Johannesburg – Sous l’impulsion de personnalités influentes du Parti républicain, la présidence Trump envisage sérieusement de remettre en question la participation de l’Afrique du Sud à l’African Growth and Opportunity Act (AGOA), un programme d’accès préférentiel au marché américain. Cette démarche découle de l’alignement stratégique du gouvernement sud-africain sur des puissances perçues comme hostiles aux États-Unis, notamment la Russie, la Chine, et l’Iran, ainsi que de ses positions controversées sur Israël.

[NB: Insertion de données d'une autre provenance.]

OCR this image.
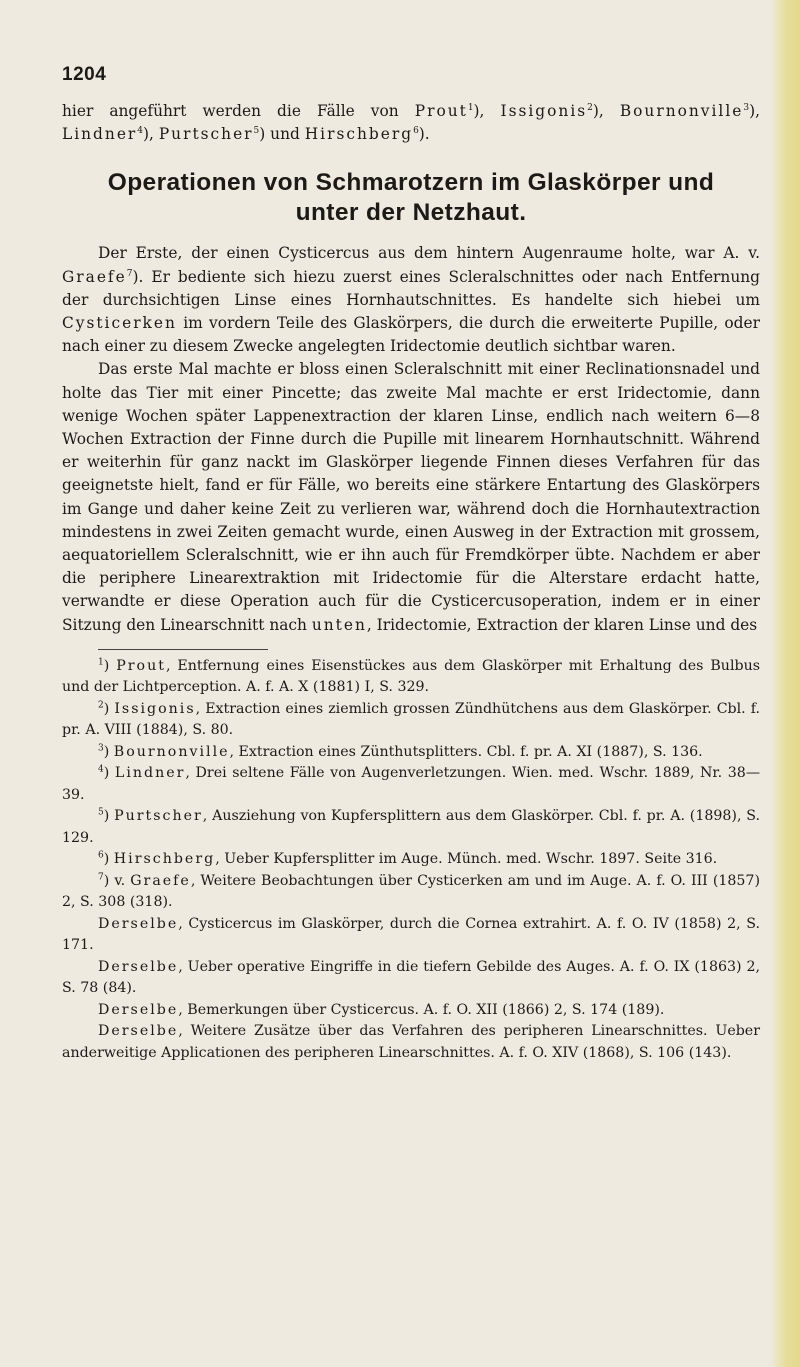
1204

hier angeführt werden die Fälle von Prout$^1$), Issigonis$^2$), Bournonville$^3$), Lindner$^4$), Purtscher$^5$) und Hirschberg$^6$).

Operationen von Schmarotzern im Glaskörper und
unter der Netzhaut.

Der Erste, der einen Cysticercus aus dem hintern Augenraume holte, war A. v. Graefe$^7$). Er bediente sich hiezu zuerst eines Scleralschnittes oder nach Entfernung der durchsichtigen Linse eines Hornhautschnittes. Es handelte sich hiebei um Cysticerken im vordern Teile des Glaskörpers, die durch die erweiterte Pupille, oder nach einer zu diesem Zwecke angelegten Iridectomie deutlich sichtbar waren.

Das erste Mal machte er bloss einen Scleralschnitt mit einer Reclinationsnadel und holte das Tier mit einer Pincette; das zweite Mal machte er erst Iridectomie, dann wenige Wochen später Lappenextraction der klaren Linse, endlich nach weitern 6—8 Wochen Extraction der Finne durch die Pupille mit linearem Hornhautschnitt. Während er weiterhin für ganz nackt im Glaskörper liegende Finnen dieses Verfahren für das geeignetste hielt, fand er für Fälle, wo bereits eine stärkere Entartung des Glaskörpers im Gange und daher keine Zeit zu verlieren war, während doch die Hornhautextraction mindestens in zwei Zeiten gemacht wurde, einen Ausweg in der Extraction mit grossem, aequatoriellem Scleralschnitt, wie er ihn auch für Fremdkörper übte. Nachdem er aber die periphere Linearextraktion mit Iridectomie für die Alterstare erdacht hatte, verwandte er diese Operation auch für die Cysticercusoperation, indem er in einer Sitzung den Linearschnitt nach unten, Iridectomie, Extraction der klaren Linse und des

$^1$) Prout, Entfernung eines Eisenstückes aus dem Glaskörper mit Erhaltung des Bulbus und der Lichtperception. A. f. A. X (1881) I, S. 329.

$^2$) Issigonis, Extraction eines ziemlich grossen Zündhütchens aus dem Glaskörper. Cbl. f. pr. A. VIII (1884), S. 80.

$^3$) Bournonville, Extraction eines Zünthutsplitters. Cbl. f. pr. A. XI (1887), S. 136.

$^4$) Lindner, Drei seltene Fälle von Augenverletzungen. Wien. med. Wschr. 1889, Nr. 38—39.

$^5$) Purtscher, Ausziehung von Kupfersplittern aus dem Glaskörper. Cbl. f. pr. A. (1898), S. 129.

$^6$) Hirschberg, Ueber Kupfersplitter im Auge. Münch. med. Wschr. 1897. Seite 316.

$^7$) v. Graefe, Weitere Beobachtungen über Cysticerken am und im Auge. A. f. O. III (1857) 2, S. 308 (318).

Derselbe, Cysticercus im Glaskörper, durch die Cornea extrahirt. A. f. O. IV (1858) 2, S. 171.

Derselbe, Ueber operative Eingriffe in die tiefern Gebilde des Auges. A. f. O. IX (1863) 2, S. 78 (84).

Derselbe, Bemerkungen über Cysticercus. A. f. O. XII (1866) 2, S. 174 (189).

Derselbe, Weitere Zusätze über das Verfahren des peripheren Linearschnittes. Ueber anderweitige Applicationen des peripheren Linearschnittes. A. f. O. XIV (1868), S. 106 (143).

Les avantages économiques considérables tirés par Pretoria de l’AGOA, notamment les exportations en franchise de droits de voitures et d’agrumes, sont directement menacés. Cette situation pourrait provoquer des pertes d’emplois massifs et fragiliser davantage l’économie sud-africaine. Une étude récente de l’université Howard a mis en garde : pour bénéficier de tels accords, les États signataires doivent aligner leurs politiques avec les intérêts sécuritaires et diplomatiques des États-Unis.
Les actes et déclarations de l’Afrique du Sud inquiètent Washington surtout l’administration Trump. Pretoria a accueilli des exercices militaires conjoints avec la Russie et autorisé l’accès de ses bases navales aux navires de guerre russes. Par ailleurs, des responsables militaires sud-africains se forment régulièrement à Moscou. À l’ONU, le pays s’est abstenu de condamner l’invasion de l’Ukraine.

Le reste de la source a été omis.